What improvisers don’t understand about suppressing anger is that by suppressing one emotion, we are suppressing all emotions — the positive ones as well as the negative ones. On stage, we want to have access to all our emotions and be able to go full throttle on a moment’s notice. By holding them back we are holding ourselves back.
Recently, I had a student who was doing a scene in my Art of Slow Comedy Improv Class and it was hilarious. One guy was playing a character who did not take the other guy seriously as he was trying to kill him with his improvised gun. All the student with the gun had to do was to keep getting more and more frustrated that he wasn’t being taken seriously, playing the Ed Helms part. I could see the student get to the brink of getting really frustrated and then back off, instead of heightening the anger.

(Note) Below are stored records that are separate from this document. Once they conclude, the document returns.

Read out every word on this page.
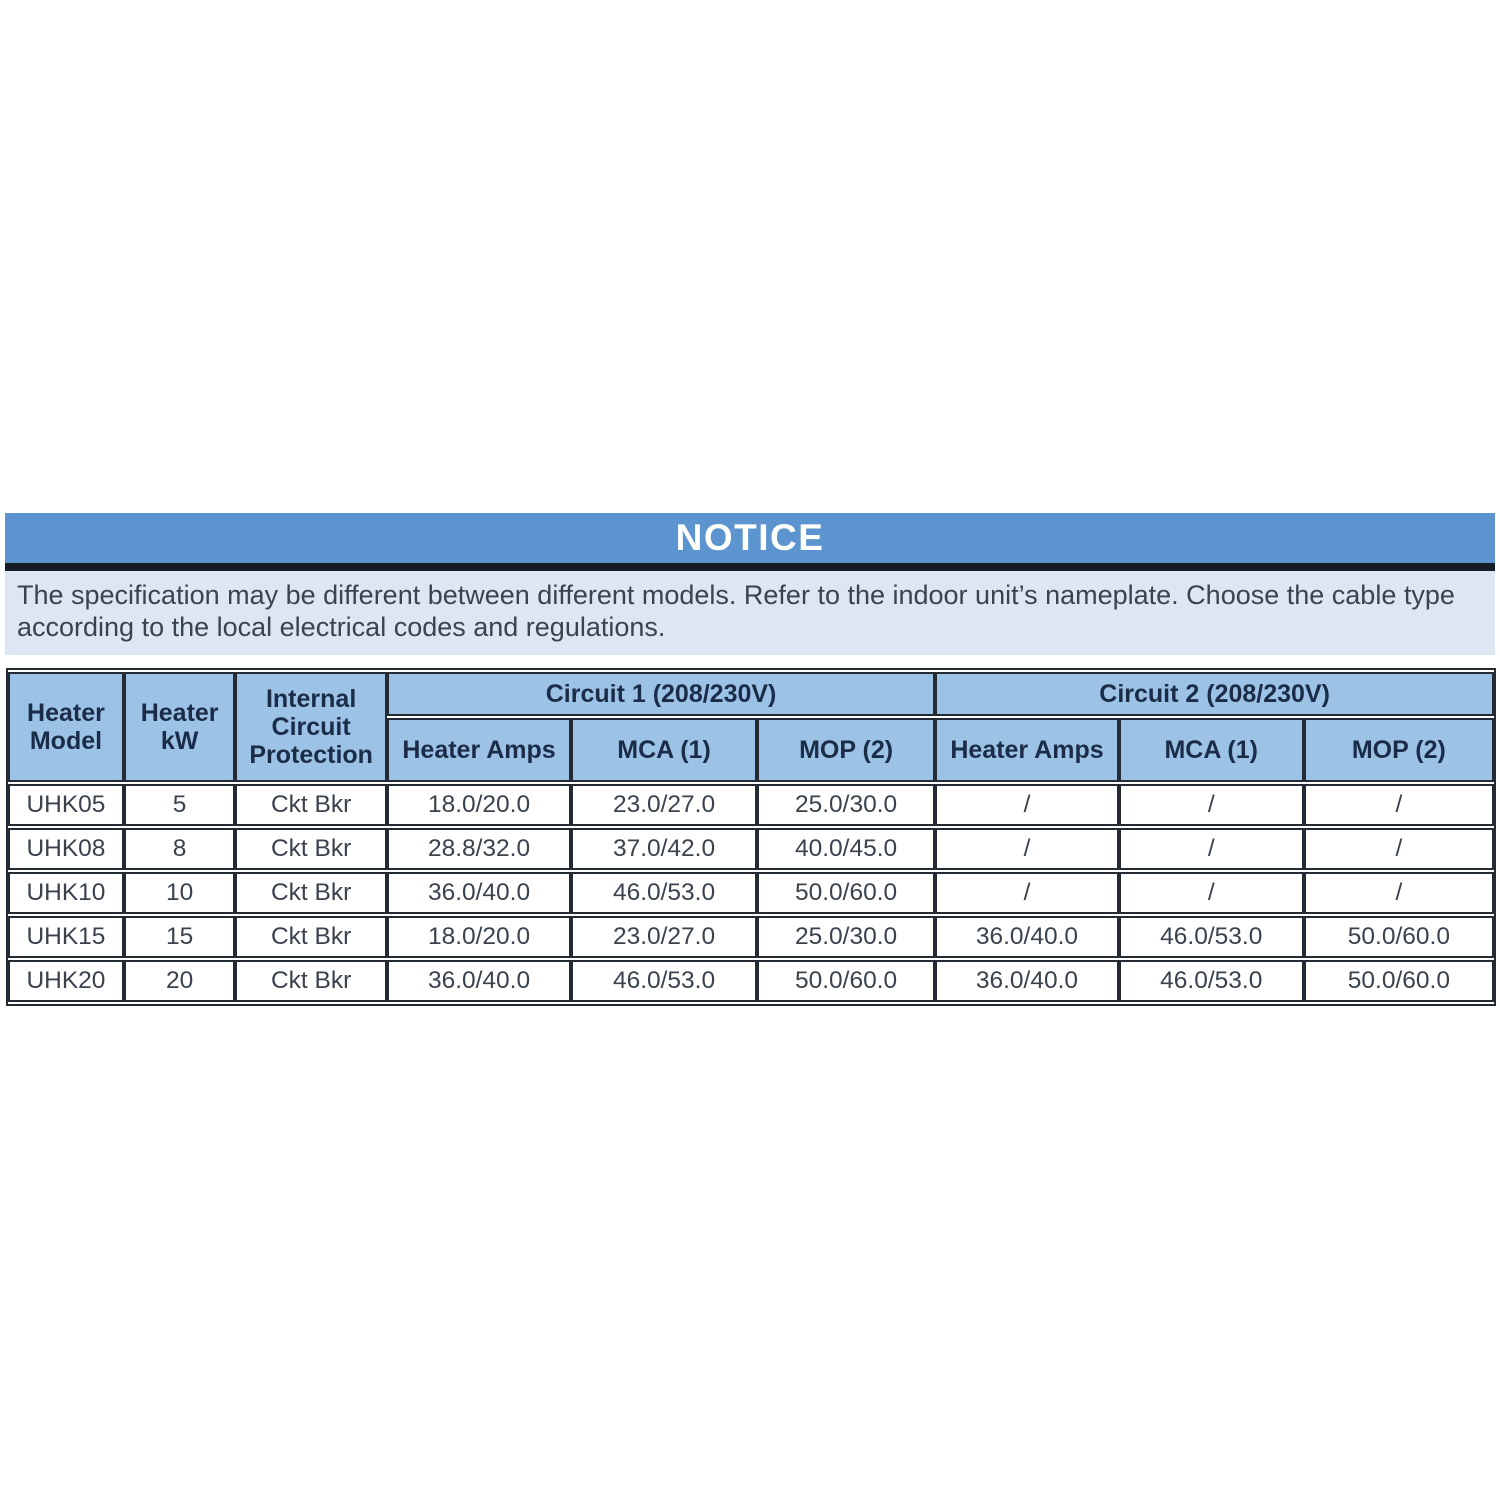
NOTICE
The specification may be different between different models. Refer to the indoor unit’s nameplate. Choose the cable type according to the local electrical codes and regulations.
Heater Model	Heater kW	Internal Circuit Protection	Circuit 1 (208/230V)			Circuit 2 (208/230V)		
			Heater Amps	MCA (1)	MOP (2)	Heater Amps	MCA (1)	MOP (2)
UHK05	5	Ckt Bkr	18.0/20.0	23.0/27.0	25.0/30.0	/	/	/
UHK08	8	Ckt Bkr	28.8/32.0	37.0/42.0	40.0/45.0	/	/	/
UHK10	10	Ckt Bkr	36.0/40.0	46.0/53.0	50.0/60.0	/	/	/
UHK15	15	Ckt Bkr	18.0/20.0	23.0/27.0	25.0/30.0	36.0/40.0	46.0/53.0	50.0/60.0
UHK20	20	Ckt Bkr	36.0/40.0	46.0/53.0	50.0/60.0	36.0/40.0	46.0/53.0	50.0/60.0
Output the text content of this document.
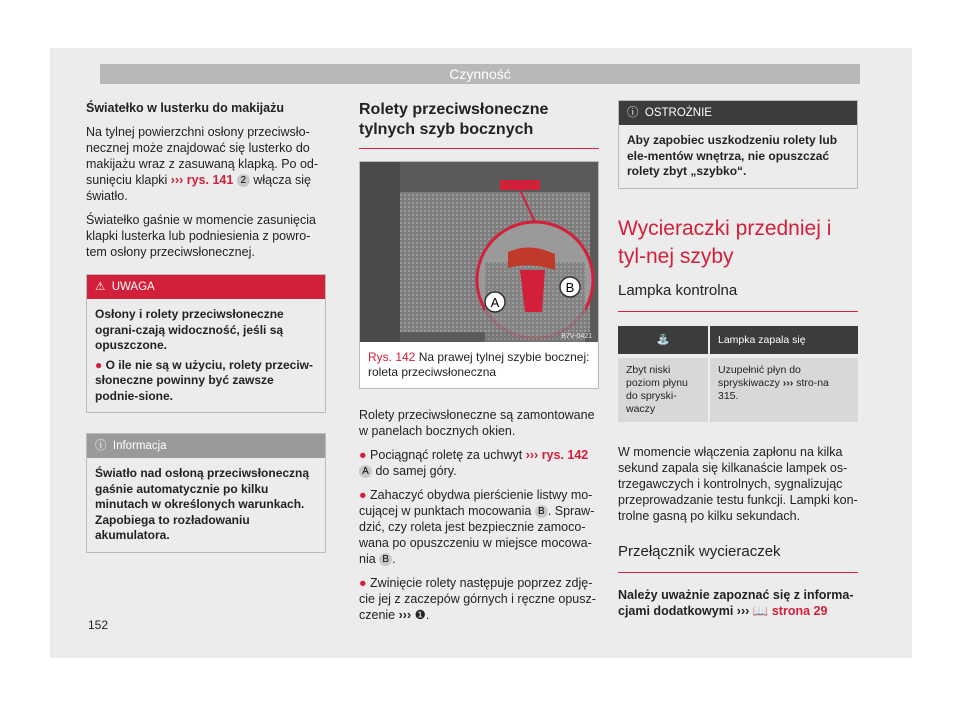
Czynność

Światełko w lusterku do makijażu

Na tylnej powierzchni osłony przeciwsło-necznej może znajdować się lusterko do makijażu wraz z zasuwaną klapką. Po od-sunięciu klapki ››› rys. 141 2 włącza się światło.

Światełko gaśnie w momencie zasunięcia klapki lusterka lub podniesienia z powro-tem osłony przeciwsłonecznej.

⚠  UWAGA
Osłony i rolety przeciwsłoneczne ograni-czają widoczność, jeśli są opuszczone.
● O ile nie są w użyciu, rolety przeciw-słoneczne powinny być zawsze podnie-sione.
ⓘ  Informacja
Światło nad osłoną przeciwsłoneczną gaśnie automatycznie po kilku minutach w określonych warunkach. Zapobiega to rozładowaniu akumulatora.
Rolety przeciwsłoneczne tylnych szyb bocznych
A
B
B7V-0421
Rys. 142 Na prawej tylnej szybie bocznej: roleta przeciwsłoneczna

Rolety przeciwsłoneczne są zamontowane w panelach bocznych okien.

● Pociągnąć roletę za uchwyt ››› rys. 142 A do samej góry.

● Zahaczyć obydwa pierścienie listwy mo-cującej w punktach mocowania B . Spraw-dzić, czy roleta jest bezpiecznie zamoco-wana po opuszczeniu w miejsce mocowa-nia B .

● Zwinięcie rolety następuje poprzez zdję-cie jej z zaczepów górnych i ręczne opusz-czenie ››› ❶.

ⓘ  OSTROŻNIE
Aby zapobiec uszkodzeniu rolety lub ele-mentów wnętrza, nie opuszczać rolety zbyt „szybko“.
Wycieraczki przedniej i tyl-nej szyby
Lampka kontrolna
⛲	Lampka zapala się
Zbyt niski poziom płynu do spryski-waczy	Uzupełnić płyn do spryskiwaczy ››› stro-na 315.

W momencie włączenia zapłonu na kilka sekund zapala się kilkanaście lampek os-trzegawczych i kontrolnych, sygnalizując przeprowadzanie testu funkcji. Lampki kon-trolne gasną po kilku sekundach.

Przełącznik wycieraczek

Należy uważnie zapoznać się z informa-cjami dodatkowymi ››› 📖 strona 29

152
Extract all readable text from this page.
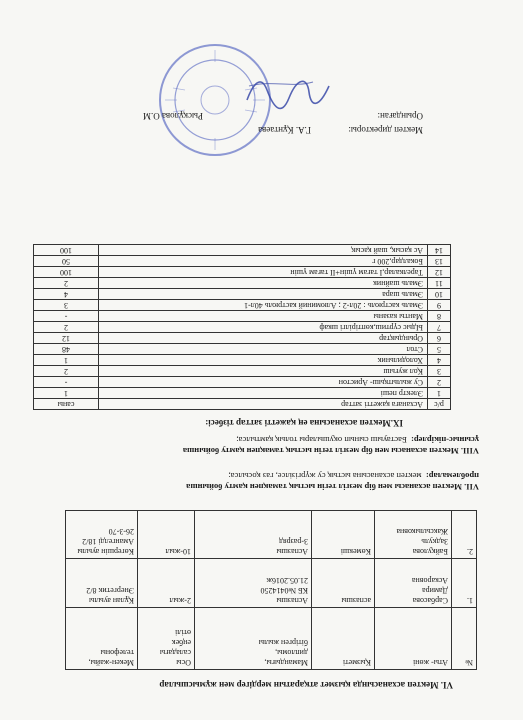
VI. Мектеп асханасында қызмет атқаратын мердігер мен жұмысшылар
№	Аты- жөні	Қызметі	Мамандығы,
дипломы,
бітірген жылы	Осы
саладағы
еңбек
өтілі	Мекен-жайы,
телефоны
1.	Сарбасова
Дамира
Аскаровна	аспазшы	Аспазшы
КБ №0414250
21.05.2016ж	2-жыл	Құлан ауылы
Энергетик 8/2
2.	Байқулова
Задкуль
Жаксылыковна	Көмекші	Аспазшы
3-разряд	10-жыл	Көгершін ауылы
Амангелді 18/2
26-3-70
VII. Мектеп асханасы мен бір мезгіл тегін ыстық тамақпен қамту бойынша
проблемалар:  мектеп асханасына ыстық су жүргізілсе, газ қосылса;
VIII. Мектеп асханасы мен бір мезгіл тегін ыстық тамақпен қамту бойынша
ұсыныс-пікірлер:  Бастауыш сынып оқушылары толық қамтылса;
IX.Мектеп асханасына ең қажетті заттар тізбесі:
р/с	Асханаға қажетті заттар	саны
1	Электр пеші	1
2	Су жылытқыш- Аристон	-
3	Қол жуғыш	2
4	Холодильник	1
5	Стол	48
6	Орындықтар	12
7	Ыдыс сүртиш,көптірілгі шкаф	2
8	Манты казаны	-
9	Эмаль кастрюль : 20л-2 ; Алюминий кастрюль 40л-1	3
10	Эмаль шара	4
11	Эмаль шайник	2
12	Тарелкалар,І тағам үшін+ІІ тағам үшін	100
13	Бокалдар,200 г	50
14	Ас қасық, шай қасық	100
Мектеп директоры:
Г.А. Құнтаева
Орындаған:
Рысқұлова О.М
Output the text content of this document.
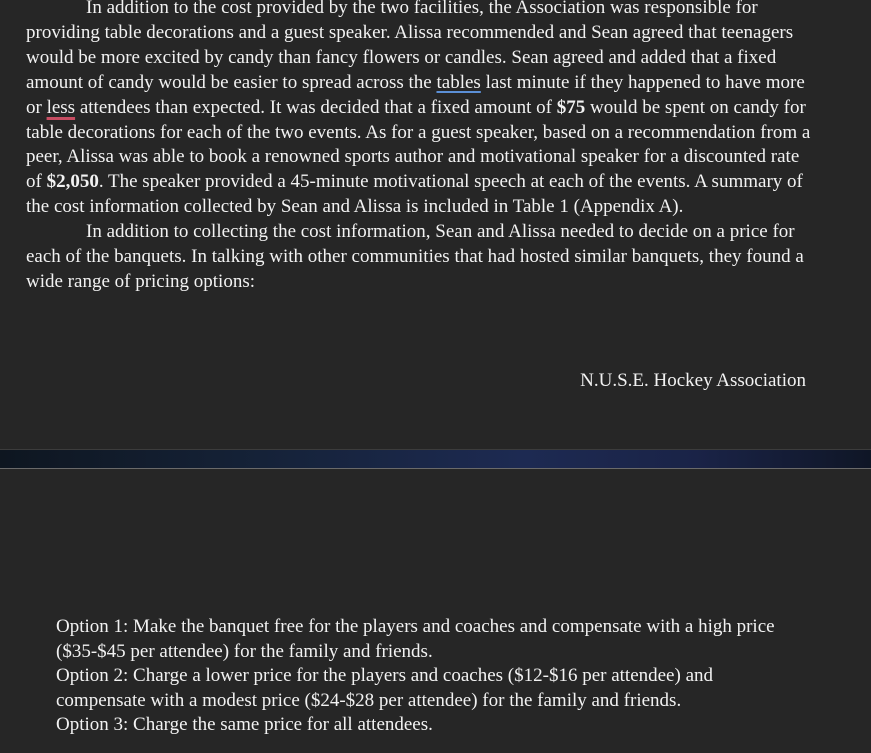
In addition to the cost provided by the two facilities, the Association was responsible for providing table decorations and a guest speaker. Alissa recommended and Sean agreed that teenagers would be more excited by candy than fancy flowers or candles. Sean agreed and added that a fixed amount of candy would be easier to spread across the tables last minute if they happened to have more or less attendees than expected. It was decided that a fixed amount of $75 would be spent on candy for table decorations for each of the two events. As for a guest speaker, based on a recommendation from a peer, Alissa was able to book a renowned sports author and motivational speaker for a discounted rate of $2,050. The speaker provided a 45-minute motivational speech at each of the events. A summary of the cost information collected by Sean and Alissa is included in Table 1 (Appendix A).

In addition to collecting the cost information, Sean and Alissa needed to decide on a price for each of the banquets. In talking with other communities that had hosted similar banquets, they found a wide range of pricing options:

N.U.S.E. Hockey Association
Option 1: Make the banquet free for the players and coaches and compensate with a high price ($35-$45 per attendee) for the family and friends.
Option 2: Charge a lower price for the players and coaches ($12-$16 per attendee) and compensate with a modest price ($24-$28 per attendee) for the family and friends.
Option 3: Charge the same price for all attendees.
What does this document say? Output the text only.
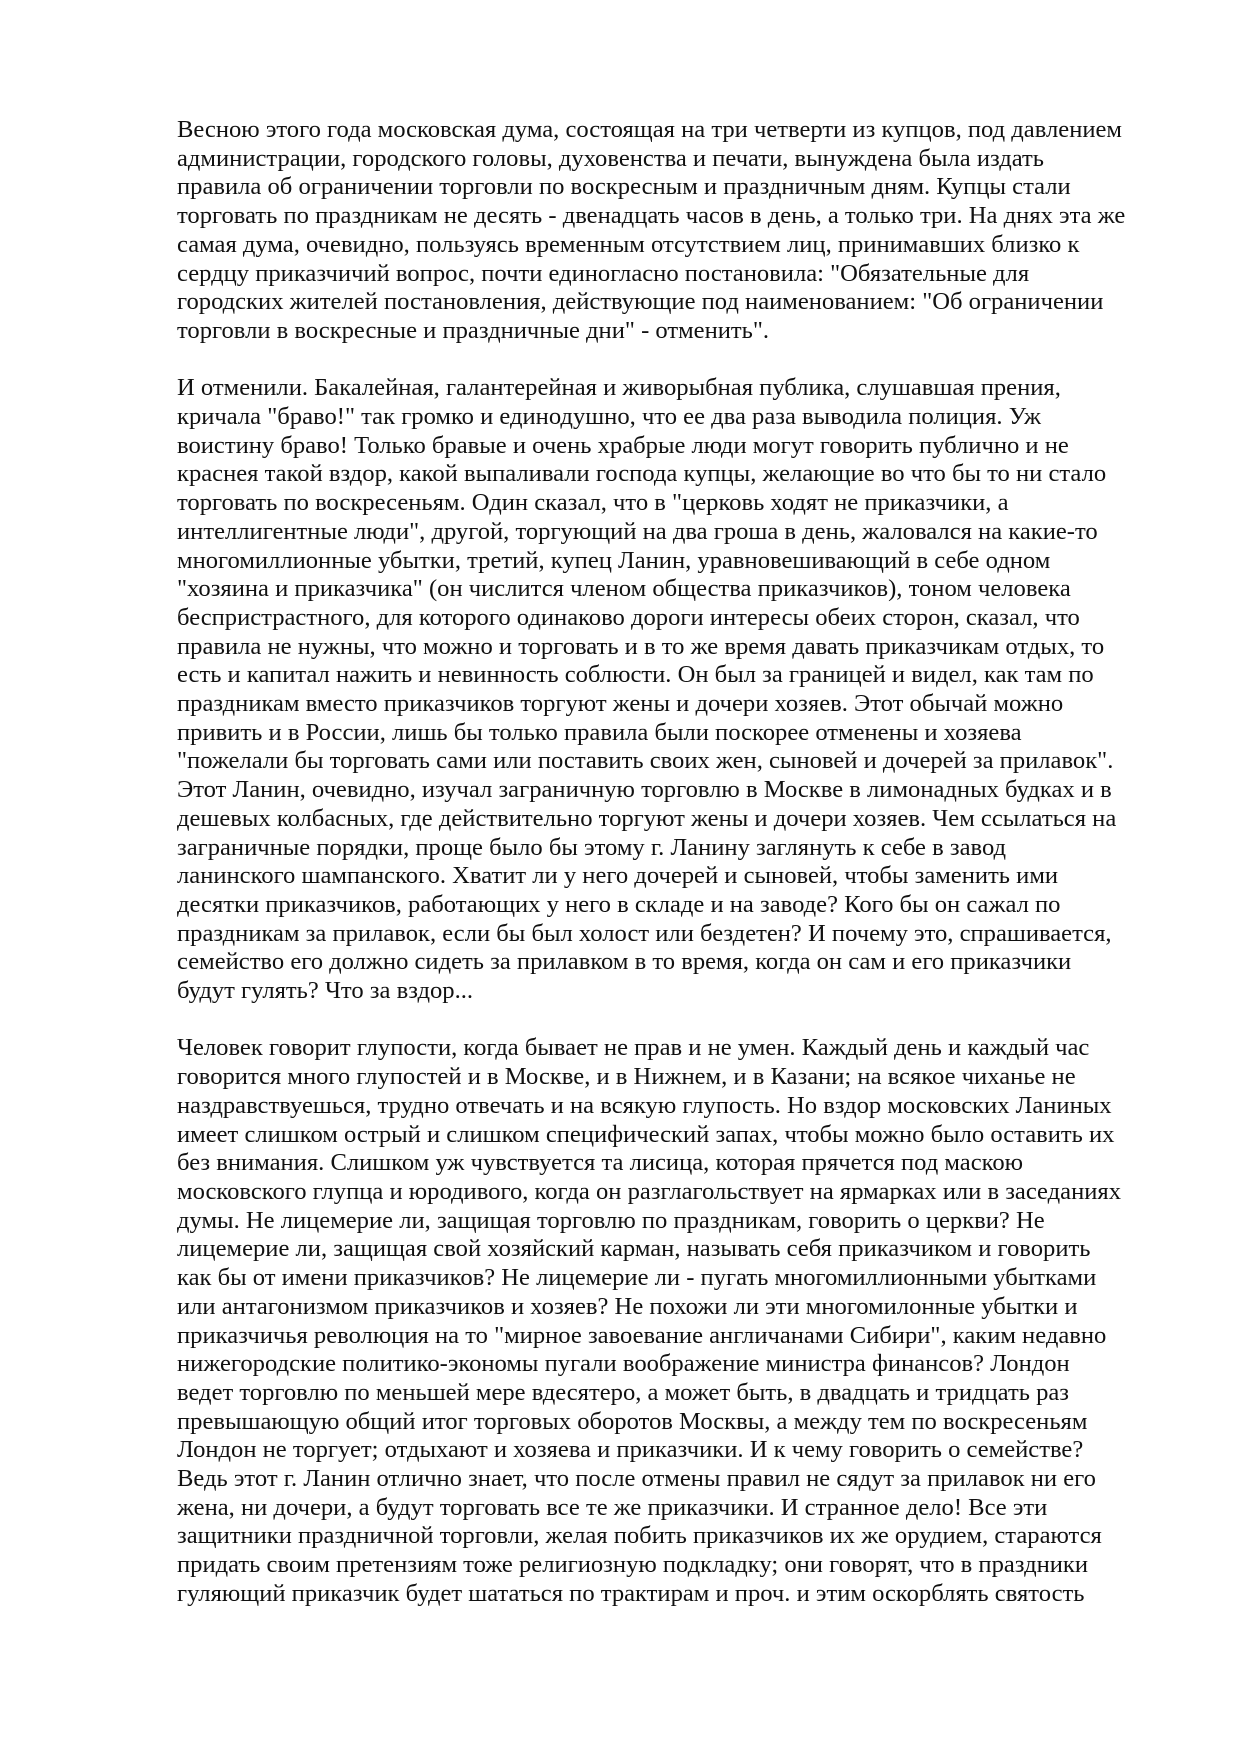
Весною этого года московская дума, состоящая на три четверти из купцов, под давлением
администрации, городского головы, духовенства и печати, вынуждена была издать
правила об ограничении торговли по воскресным и праздничным дням. Купцы стали
торговать по праздникам не десять - двенадцать часов в день, а только три. На днях эта же
самая дума, очевидно, пользуясь временным отсутствием лиц, принимавших близко к
сердцу приказчичий вопрос, почти единогласно постановила: "Обязательные для
городских жителей постановления, действующие под наименованием: "Об ограничении
торговли в воскресные и праздничные дни" - отменить".

И отменили. Бакалейная, галантерейная и живорыбная публика, слушавшая прения,
кричала "браво!" так громко и единодушно, что ее два раза выводила полиция. Уж
воистину браво! Только бравые и очень храбрые люди могут говорить публично и не
краснея такой вздор, какой выпаливали господа купцы, желающие во что бы то ни стало
торговать по воскресеньям. Один сказал, что в "церковь ходят не приказчики, а
интеллигентные люди", другой, торгующий на два гроша в день, жаловался на какие-то
многомиллионные убытки, третий, купец Ланин, уравновешивающий в себе одном
"хозяина и приказчика" (он числится членом общества приказчиков), тоном человека
беспристрастного, для которого одинаково дороги интересы обеих сторон, сказал, что
правила не нужны, что можно и торговать и в то же время давать приказчикам отдых, то
есть и капитал нажить и невинность соблюсти. Он был за границей и видел, как там по
праздникам вместо приказчиков торгуют жены и дочери хозяев. Этот обычай можно
привить и в России, лишь бы только правила были поскорее отменены и хозяева
"пожелали бы торговать сами или поставить своих жен, сыновей и дочерей за прилавок".
Этот Ланин, очевидно, изучал заграничную торговлю в Москве в лимонадных будках и в
дешевых колбасных, где действительно торгуют жены и дочери хозяев. Чем ссылаться на
заграничные порядки, проще было бы этому г. Ланину заглянуть к себе в завод
ланинского шампанского. Хватит ли у него дочерей и сыновей, чтобы заменить ими
десятки приказчиков, работающих у него в складе и на заводе? Кого бы он сажал по
праздникам за прилавок, если бы был холост или бездетен? И почему это, спрашивается,
семейство его должно сидеть за прилавком в то время, когда он сам и его приказчики
будут гулять? Что за вздор...

Человек говорит глупости, когда бывает не прав и не умен. Каждый день и каждый час
говорится много глупостей и в Москве, и в Нижнем, и в Казани; на всякое чиханье не
наздравствуешься, трудно отвечать и на всякую глупость. Но вздор московских Ланиных
имеет слишком острый и слишком специфический запах, чтобы можно было оставить их
без внимания. Слишком уж чувствуется та лисица, которая прячется под маскою
московского глупца и юродивого, когда он разглагольствует на ярмарках или в заседаниях
думы. Не лицемерие ли, защищая торговлю по праздникам, говорить о церкви? Не
лицемерие ли, защищая свой хозяйский карман, называть себя приказчиком и говорить
как бы от имени приказчиков? Не лицемерие ли - пугать многомиллионными убытками
или антагонизмом приказчиков и хозяев? Не похожи ли эти многомилонные убытки и
приказчичья революция на то "мирное завоевание англичанами Сибири", каким недавно
нижегородские политико-экономы пугали воображение министра финансов? Лондон
ведет торговлю по меньшей мере вдесятеро, а может быть, в двадцать и тридцать раз
превышающую общий итог торговых оборотов Москвы, а между тем по воскресеньям
Лондон не торгует; отдыхают и хозяева и приказчики. И к чему говорить о семействе?
Ведь этот г. Ланин отлично знает, что после отмены правил не сядут за прилавок ни его
жена, ни дочери, а будут торговать все те же приказчики. И странное дело! Все эти
защитники праздничной торговли, желая побить приказчиков их же орудием, стараются
придать своим претензиям тоже религиозную подкладку; они говорят, что в праздники
гуляющий приказчик будет шататься по трактирам и проч. и этим оскорблять святость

After the scene, I asked the student with the gun why he resisted getting frustrated.
“I didn’t want to step on my partner’s laughs,” he said. “If I got more and more frustrated no one could hear him.”
Since my students can articulate things much better than I can sometimes, I asked his scene partner what he thought. “I wish you would have pushed harder with your emotions,” he said, “because it would have given my character a chance to push harder back.”
I am not going to lie. I still struggle with getting angry, both on stage and in life. I realize it is one of the most intimate of all the emotions, and every time I do not express my anger in my life, on some level it is killing me. In improv, keeping anger down will kill the scene, and by letting it explode, we don’t know how far we can go.